FIG. 11 is a sectional view of the bottom end of the cooling/heating tube and the push-button, more particularly illustrating a push-button clip attached to the push-button and positioned in non-engaging configuration with respect to a recess in the interior cooling/heating tube wall;

FIG. 12 is a sectional view of the bottom end of the cooling/heating tube and the push-button, more particularly illustrating the push-button clip engaging the recess in the interior cooling/heating tube wall to prevent return of the push-button to its original position in the cooling/heating tube;

FIG. 13 is an exploded view of the straw, top container neck, gasket seal and bottom container neck configuration illustrated in FIG. 9.

FIG. 14 is a perspective view, partially in section, of another preferred embodiment of the invention wherein the internal components of the cooling/heating tube are positioned in a sleeve or cavity molded or otherwise provided in a bottle or can;

FIG. 15 is a sectional view of the tube component embodiment illustrated in FIG. 14;

FIG. 16 is a sectional view of the lower end of the tube component embodiment illustrated in FIGS. 14 and 15, with a break-away cap illustrated in place over the push-button element;

FIG. 17 is a perspective, exploded and sectional view of another embodiment of the invention wherein a cooling/heating tube is inserted in a sleeve or cavity provided in a bottle or can; and

FIG. 18 is a perspective and sectional view of the cooling/heating tube provided with threads and threaded in the sleeve or cavity provided in the bottle or can.

DESCRIPTION OF THE PREFERRED EMBODIMENTS

Referring initially to FIGS. 1–4 of the drawings, a first preferred device for cooling or heating liquids of this invention is generally illustrated by reference numeral 1. The device 1 is designed to removably seat in a conventional bottle 29 (or a can) having a bottle neck 30, fitted with neck threads 31 and typically having a neck flange 32 (illustrated in phantom) for normally receiving a cap (not illustrated), threaded on the neck threads 31. The device 1 is further characterized by an elongated cooling/heating tube 2 which may be of sufficient length to insert inside a bottle 29 of desired height and size and become at least partially submerged in the contents. The cooling/heating tube 2 is designed to receive a refrigerant/heating (heat transfer) fluid 7 (FIG. 4), including water or an artificial fluid, gel or freezable refrigerant or ice substitute such as “blue ice” or methyl-cellulose product, and the like, in non-exclusive particular. The cooling/heating tube 2 is characterized by a cylindrical tube wall 6 that defines a tube bore 3 (FIG. 3) having a selected diameter or cross-section which is commensurate with the diameter or cross-section of the bottle 29, and is bounded by a closed bottom end 4 and an open top end 5, as illustrated in FIG. 3. The tube wall 6 is typically cylindrical and may have any desired thickness consistent with an acceptable heat transfer coefficient. However, it will be appreciated that the tube wall 6 may define an alternative configuration, as desired.

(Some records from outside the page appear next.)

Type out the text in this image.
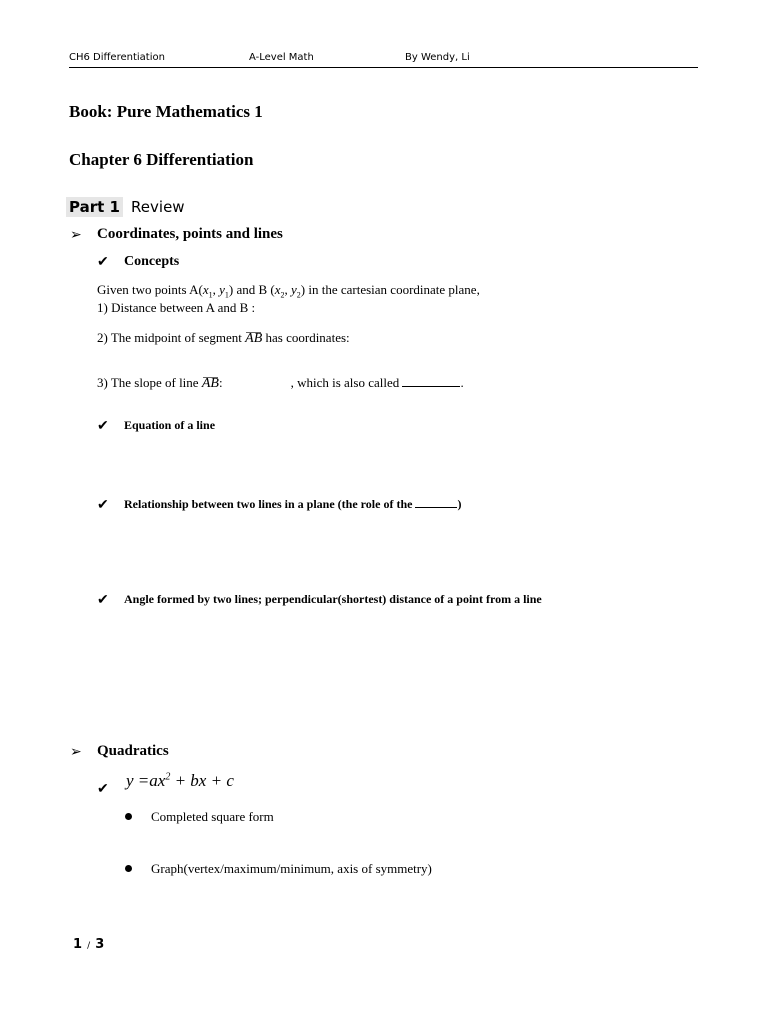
CH6 Differentiation	A-Level Math	By Wendy, Li
Book: Pure Mathematics 1
Chapter 6 Differentiation
Part 1 Review
➢ Coordinates, points and lines
✔ Concepts
Given two points $A(x_1$, $y_1$) and B ($x_2$, $y_2$) in the cartesian coordinate plane,
1) Distance between A and B :
2) The midpoint of segment AB has coordinates:
3) The slope of line AB:	, which is also called	.
✔ Equation of a line
✔ Relationship between two lines in a plane (the role of the	)
✔ Angle formed by two lines; perpendicular(shortest) distance of a point from a line
➢ Quadratics
✔ $y =ax^2$ + bx + c
Completed square form
Graph(vertex/maximum/minimum, axis of symmetry)
1 / 3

Referring again to FIGS. 2 and 3 of the drawings in this first preferred embodiment of the invention the top end 5 of the cylindrical cooling/heating tube 2 receives a tube connector 8, typically having a cylindrically-shaped connector wall 9 that corresponds in size to the diameter of the tube wall 6 of the cooling/heating tube 2, with the open connector bottom 11 of the tube connector 8 tightly fitted on the upper seal stopper 15 of a seal 14. The top end of the tube connector 8 is fixed to a cap 19, having a cap wall 20, fitted with internal cap wall threads 21 (FIG. 2). Similarly, the top end 5 of the cooling/heating tube 2 is tightly seated on the lower seal stopper 16 of the seal 14 and the connector bottom 11 and top end 5 seat tightly and hermetically against a stopper spacer 17 of larger diameter, which divides the upper seal stopper 15 and the lower seal stopper 16 of the seal 14. In this manner the tube connector 8 is removably and hermetically connected to the cooling/heating tube 2, such that the fluid contents of the cooling/heating tube 2, typically a refrigerant or heating fluid 7, (FIG. 4) located inside the tube bore 3 of the cooling/heating tube 2 cannot exit the cooling/heating tube 2. An air space 13 is typically provided in the tube bore 3 of the cooling/heating tube 2 as necessary (FIG. 4), to facilitate expansion of the refrigerant/heating fluid 7 under circumstances where the refrigerant/heating fluid 7 is water or a synthetic fluid that expands as it is heated or changes from the liquid to the frozen state.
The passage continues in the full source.